Stability of body mass index in Australian children: a prospective cohort study across the middle childhood years

Kylie Hesketh, Melissa Wake, Elizabeth Waters, John Carlin, David Crawford
Public Health Nutrition 2004, 7 (2): 303-9

OBJECTIVE: To investigate the prevalence and incidence of overweight and obesity, the frequency of overweight resolution and the influence of parental adiposity during middle childhood.

DESIGN: As part of a prospective cohort study, height and weight were measured in 1997 and 2000/2001. Children were classified as non-overweight, overweight or obese based on standard international definitions. Body mass index (BMI) was transformed into age- and gender-specific Z-scores employing the LMS method and 2000 growth chart data of the Centers for Disease Control and Prevention. Parents self-reported height and weight, and were classified as underweight, healthy weight, overweight or obese based on World Health Organization definitions.

SETTING: Primary schools in Victoria, Australia.

SUBJECTS: In total, 1438 children aged 5-10 years at baseline.
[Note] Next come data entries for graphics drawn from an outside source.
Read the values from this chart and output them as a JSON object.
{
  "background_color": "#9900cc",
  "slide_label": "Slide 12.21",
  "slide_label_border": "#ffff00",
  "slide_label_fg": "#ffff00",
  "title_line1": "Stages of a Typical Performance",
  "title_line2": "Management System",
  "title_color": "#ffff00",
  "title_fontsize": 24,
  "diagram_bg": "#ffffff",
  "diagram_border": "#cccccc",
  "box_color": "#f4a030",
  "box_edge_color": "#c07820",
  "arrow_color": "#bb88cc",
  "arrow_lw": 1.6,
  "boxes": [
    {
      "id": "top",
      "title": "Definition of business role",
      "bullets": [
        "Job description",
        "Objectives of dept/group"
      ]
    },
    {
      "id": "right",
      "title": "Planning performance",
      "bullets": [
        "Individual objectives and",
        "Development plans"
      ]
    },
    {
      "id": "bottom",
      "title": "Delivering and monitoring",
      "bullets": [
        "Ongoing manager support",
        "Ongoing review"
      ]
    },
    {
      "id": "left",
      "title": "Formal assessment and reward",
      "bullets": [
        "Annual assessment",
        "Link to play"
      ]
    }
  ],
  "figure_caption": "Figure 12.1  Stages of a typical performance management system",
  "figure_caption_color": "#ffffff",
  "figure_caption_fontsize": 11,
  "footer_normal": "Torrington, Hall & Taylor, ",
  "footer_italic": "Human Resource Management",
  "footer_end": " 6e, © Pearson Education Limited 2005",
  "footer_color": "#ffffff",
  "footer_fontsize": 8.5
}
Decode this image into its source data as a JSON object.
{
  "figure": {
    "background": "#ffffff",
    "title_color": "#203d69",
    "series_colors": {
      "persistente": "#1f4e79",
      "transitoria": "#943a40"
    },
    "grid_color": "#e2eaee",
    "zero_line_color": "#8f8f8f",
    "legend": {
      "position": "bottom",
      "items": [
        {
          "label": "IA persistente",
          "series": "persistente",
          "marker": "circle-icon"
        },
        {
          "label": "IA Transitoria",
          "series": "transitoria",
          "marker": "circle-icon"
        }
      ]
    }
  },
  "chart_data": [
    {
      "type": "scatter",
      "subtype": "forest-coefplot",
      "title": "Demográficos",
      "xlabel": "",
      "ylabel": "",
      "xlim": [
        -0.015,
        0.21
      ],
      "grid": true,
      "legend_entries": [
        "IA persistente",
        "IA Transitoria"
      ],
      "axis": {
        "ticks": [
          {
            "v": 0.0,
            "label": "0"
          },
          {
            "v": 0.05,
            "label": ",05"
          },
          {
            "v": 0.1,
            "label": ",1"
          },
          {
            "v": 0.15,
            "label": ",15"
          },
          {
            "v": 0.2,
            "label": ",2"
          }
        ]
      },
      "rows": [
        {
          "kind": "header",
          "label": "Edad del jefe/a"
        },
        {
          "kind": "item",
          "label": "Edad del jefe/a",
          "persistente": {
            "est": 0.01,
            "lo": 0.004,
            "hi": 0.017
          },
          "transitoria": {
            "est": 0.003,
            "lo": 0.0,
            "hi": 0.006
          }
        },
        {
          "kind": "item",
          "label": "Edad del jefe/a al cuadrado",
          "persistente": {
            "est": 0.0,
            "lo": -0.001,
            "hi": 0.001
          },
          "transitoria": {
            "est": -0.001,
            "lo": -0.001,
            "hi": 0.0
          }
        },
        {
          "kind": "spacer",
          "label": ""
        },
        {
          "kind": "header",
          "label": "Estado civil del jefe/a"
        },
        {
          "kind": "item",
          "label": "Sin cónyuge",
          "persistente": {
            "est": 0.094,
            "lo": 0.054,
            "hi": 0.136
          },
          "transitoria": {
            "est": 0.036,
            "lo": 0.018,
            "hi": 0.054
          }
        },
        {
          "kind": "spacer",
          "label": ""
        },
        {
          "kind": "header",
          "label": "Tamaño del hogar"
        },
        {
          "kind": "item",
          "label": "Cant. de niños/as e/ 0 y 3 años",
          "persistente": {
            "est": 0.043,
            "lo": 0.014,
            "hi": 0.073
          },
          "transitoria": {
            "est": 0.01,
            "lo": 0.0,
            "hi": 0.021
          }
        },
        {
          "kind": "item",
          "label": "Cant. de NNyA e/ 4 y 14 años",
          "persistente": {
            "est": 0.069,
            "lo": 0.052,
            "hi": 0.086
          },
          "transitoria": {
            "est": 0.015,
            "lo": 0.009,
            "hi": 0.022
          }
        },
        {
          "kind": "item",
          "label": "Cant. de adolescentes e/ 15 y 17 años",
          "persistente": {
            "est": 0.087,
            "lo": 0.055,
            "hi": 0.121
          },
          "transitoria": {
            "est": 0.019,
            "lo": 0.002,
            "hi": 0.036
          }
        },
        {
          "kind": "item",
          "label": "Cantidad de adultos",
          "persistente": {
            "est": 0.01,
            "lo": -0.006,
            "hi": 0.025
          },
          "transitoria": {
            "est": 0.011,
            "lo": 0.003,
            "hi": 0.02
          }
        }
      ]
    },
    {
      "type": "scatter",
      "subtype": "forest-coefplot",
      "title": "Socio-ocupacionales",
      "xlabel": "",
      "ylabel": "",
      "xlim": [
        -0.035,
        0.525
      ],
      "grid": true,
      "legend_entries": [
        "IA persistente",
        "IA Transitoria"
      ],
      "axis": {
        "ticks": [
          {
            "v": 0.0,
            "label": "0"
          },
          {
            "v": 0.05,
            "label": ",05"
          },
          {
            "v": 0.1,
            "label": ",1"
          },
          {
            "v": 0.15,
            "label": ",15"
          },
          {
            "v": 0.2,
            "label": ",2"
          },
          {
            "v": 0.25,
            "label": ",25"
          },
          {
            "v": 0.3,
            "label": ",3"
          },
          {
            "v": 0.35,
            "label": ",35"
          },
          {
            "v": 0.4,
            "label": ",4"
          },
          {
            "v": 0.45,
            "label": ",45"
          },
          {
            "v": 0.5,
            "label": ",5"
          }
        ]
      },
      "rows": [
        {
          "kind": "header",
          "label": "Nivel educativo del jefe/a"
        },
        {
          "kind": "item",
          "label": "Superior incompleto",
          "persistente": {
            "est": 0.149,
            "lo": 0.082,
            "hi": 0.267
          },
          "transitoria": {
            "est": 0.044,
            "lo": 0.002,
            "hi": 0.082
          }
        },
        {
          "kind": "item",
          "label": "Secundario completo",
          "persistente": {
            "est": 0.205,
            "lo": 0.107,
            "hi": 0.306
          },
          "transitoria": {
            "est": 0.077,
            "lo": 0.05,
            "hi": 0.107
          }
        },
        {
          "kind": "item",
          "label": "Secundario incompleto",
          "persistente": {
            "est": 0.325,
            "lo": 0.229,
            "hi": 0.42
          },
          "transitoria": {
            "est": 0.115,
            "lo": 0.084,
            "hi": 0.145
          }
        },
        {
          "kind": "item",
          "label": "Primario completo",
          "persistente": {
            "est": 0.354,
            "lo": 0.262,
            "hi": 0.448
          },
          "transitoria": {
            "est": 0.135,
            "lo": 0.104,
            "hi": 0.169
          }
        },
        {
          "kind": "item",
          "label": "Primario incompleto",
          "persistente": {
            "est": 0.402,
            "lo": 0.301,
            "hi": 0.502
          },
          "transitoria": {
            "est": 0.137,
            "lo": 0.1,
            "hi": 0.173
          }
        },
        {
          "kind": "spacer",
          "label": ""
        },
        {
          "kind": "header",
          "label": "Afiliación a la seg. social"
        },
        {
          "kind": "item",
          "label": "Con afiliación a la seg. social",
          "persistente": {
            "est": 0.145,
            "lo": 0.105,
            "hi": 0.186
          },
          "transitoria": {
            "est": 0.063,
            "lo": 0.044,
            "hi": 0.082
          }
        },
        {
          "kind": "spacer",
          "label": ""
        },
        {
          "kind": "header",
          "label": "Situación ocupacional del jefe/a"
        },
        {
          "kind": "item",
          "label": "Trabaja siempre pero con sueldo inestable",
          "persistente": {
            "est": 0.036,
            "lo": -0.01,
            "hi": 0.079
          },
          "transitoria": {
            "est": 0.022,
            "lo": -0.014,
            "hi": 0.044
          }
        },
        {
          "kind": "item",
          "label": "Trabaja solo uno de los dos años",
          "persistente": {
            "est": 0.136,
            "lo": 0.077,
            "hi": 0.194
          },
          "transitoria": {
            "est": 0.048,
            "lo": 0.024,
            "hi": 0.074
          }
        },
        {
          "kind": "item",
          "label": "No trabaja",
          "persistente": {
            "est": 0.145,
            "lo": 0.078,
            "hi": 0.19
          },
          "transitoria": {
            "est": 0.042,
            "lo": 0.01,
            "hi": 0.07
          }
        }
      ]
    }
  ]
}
RESULTS: The prevalence of overweight and obesity increased between baseline (15.0 and 4.3%, respectively) and follow-up (19.7 and 4.8%, respectively; P<0.001 for increase in overweight and obesity combined). There were 140 incident cases of overweight (9.7% of the cohort) and 24 of obesity (1.7% of the cohort); only 3.8% of the cohort (19.8% of overweight/obese children) resolved to a healthy weight. The stability of child adiposity as measured by BMI category (84.8% remained in the same category) and BMI Z-score (r=0.84; mean change=-0.05) was extremely high. Mean change in BMI Z-score decreased with age (linear trend beta=0.03, 95% confidence interval 0.01-0.05). The influence of parental adiposity largely disappeared when children's baseline BMI was adjusted for.

CONCLUSIONS: During middle childhood, the incidence of overweight/obesity exceeds the proportion of children resolving to non-overweight. However, for most children adiposity remains stable, and stability appears to increase with age. Prevention strategies targeting children in early childhood are required.